Yes, correct, the reconnect is not being triggered.

bwhaley commented 8 years ago

+1 to closing the socket in send()

Still, java.net.Socket isConnected() only confirms the socket has been connected at some point. It is not a connection test, which is what report() is looking for before it starts writing (here). Seems like Graphite isConnected() should determine what the state of the connection is, not only the socket.

miguelnmiranda commented 8 years ago

You shouldn't need to close the socket on send(). Event if Graphite isConnected() is unreliable and it causes a failure on either Graphite flush() or Graphite send() it will result in Graphite close() to be called (assuming IOException is thrown). You lose the current tick, but next time the scheduler comes around Graphite socket will be null and it will try to reconnect. So the current behavior is already to reconnect when SocketException is caught although not immediately.

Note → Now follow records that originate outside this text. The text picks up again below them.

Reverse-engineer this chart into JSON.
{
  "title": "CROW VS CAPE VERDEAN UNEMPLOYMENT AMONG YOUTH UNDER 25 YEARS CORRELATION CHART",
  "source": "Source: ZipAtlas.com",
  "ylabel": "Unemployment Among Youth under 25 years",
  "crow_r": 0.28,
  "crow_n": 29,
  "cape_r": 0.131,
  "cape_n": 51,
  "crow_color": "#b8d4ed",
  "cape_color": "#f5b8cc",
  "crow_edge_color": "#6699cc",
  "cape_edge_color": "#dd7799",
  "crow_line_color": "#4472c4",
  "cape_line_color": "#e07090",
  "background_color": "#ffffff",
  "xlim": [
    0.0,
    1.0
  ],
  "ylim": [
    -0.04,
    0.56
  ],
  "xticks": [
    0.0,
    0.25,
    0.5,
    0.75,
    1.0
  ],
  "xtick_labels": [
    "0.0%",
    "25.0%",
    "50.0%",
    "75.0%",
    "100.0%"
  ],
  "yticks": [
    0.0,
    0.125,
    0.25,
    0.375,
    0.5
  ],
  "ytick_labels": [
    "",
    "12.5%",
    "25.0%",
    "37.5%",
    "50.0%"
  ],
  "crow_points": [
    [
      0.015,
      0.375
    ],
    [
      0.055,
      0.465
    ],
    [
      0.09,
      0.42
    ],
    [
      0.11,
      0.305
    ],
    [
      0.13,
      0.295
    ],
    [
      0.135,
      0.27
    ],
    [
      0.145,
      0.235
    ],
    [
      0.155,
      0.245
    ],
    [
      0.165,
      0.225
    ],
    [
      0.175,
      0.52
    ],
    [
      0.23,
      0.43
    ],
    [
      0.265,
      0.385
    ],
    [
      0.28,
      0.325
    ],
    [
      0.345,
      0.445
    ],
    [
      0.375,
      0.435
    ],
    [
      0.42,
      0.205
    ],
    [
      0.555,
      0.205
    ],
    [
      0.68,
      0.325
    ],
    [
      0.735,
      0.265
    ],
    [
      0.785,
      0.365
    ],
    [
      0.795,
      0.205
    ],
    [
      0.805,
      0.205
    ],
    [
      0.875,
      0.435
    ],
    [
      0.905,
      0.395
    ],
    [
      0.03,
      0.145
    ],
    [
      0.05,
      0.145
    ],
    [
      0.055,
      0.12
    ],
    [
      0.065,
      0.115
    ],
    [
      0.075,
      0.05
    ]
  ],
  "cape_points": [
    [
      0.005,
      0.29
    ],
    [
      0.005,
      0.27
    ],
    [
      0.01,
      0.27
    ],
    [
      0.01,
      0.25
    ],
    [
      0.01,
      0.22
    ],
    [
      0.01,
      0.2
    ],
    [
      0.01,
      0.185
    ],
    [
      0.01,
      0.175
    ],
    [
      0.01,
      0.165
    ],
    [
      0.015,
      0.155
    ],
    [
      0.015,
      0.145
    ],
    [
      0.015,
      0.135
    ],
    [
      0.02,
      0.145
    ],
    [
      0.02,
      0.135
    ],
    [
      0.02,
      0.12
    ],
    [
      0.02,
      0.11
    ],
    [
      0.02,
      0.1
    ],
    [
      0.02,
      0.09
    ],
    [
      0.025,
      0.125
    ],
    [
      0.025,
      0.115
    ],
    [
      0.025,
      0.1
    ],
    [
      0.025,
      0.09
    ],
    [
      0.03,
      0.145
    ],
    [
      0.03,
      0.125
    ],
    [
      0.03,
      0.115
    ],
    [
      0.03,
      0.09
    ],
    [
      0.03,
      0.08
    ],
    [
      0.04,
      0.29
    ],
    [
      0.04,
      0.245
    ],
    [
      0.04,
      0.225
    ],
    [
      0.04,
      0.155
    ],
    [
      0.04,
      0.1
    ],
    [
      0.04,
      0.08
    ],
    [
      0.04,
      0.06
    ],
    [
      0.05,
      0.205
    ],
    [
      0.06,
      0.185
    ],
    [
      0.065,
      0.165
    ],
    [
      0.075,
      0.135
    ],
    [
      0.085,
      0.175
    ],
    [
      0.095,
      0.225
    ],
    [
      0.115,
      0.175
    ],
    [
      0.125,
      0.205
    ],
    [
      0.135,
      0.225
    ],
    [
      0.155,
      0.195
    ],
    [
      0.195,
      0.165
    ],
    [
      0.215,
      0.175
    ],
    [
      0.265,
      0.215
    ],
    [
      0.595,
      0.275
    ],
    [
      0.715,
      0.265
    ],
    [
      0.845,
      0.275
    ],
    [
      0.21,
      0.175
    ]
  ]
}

If something other than a IOException or RuntimeException is thrown the scheduler will stop without logging that it did. On the current HEAD of master the catch on GraphiteReporter report() was changed to Throwable forcing a Graphite close() no matter what.

bwhaley commented 8 years ago

This one cropped up again recently when the ELB IP addresses rotated. I observer the metrics reporter holding on to the CLOSE_WAIT socket indefinitely. So though Miguel's analysis seems correct and the socket should be null (e.g. via Graphite close()), it is in fact still in CLOSE_WAIT and the reporter continues to send data over the dead socket.

$ sudo netstat -anp | grep 2003
tcp        0      0 www:45896         yyy:2003           ESTABLISHED 4566/collectd
tcp        1      0 xxx:45759           zzz:2003           CLOSE_WAIT  4411/java
$ sudo tcpdump src port 45759 and dst port 2003
[Lots of traffic from java over the CLOSE_WAIT socket]
yogeshnath commented 8 years ago

Was there any solution to this? We are running into the same issue and decided to go with static IP on the relay as oppose to going through the ILB.

arteam commented 7 years ago

I guess #899 should fix that. Now the client opens a new socket every times it sends a new portion of metrics and closes the socket after it's done. The fix was merged to the 3.1 branch.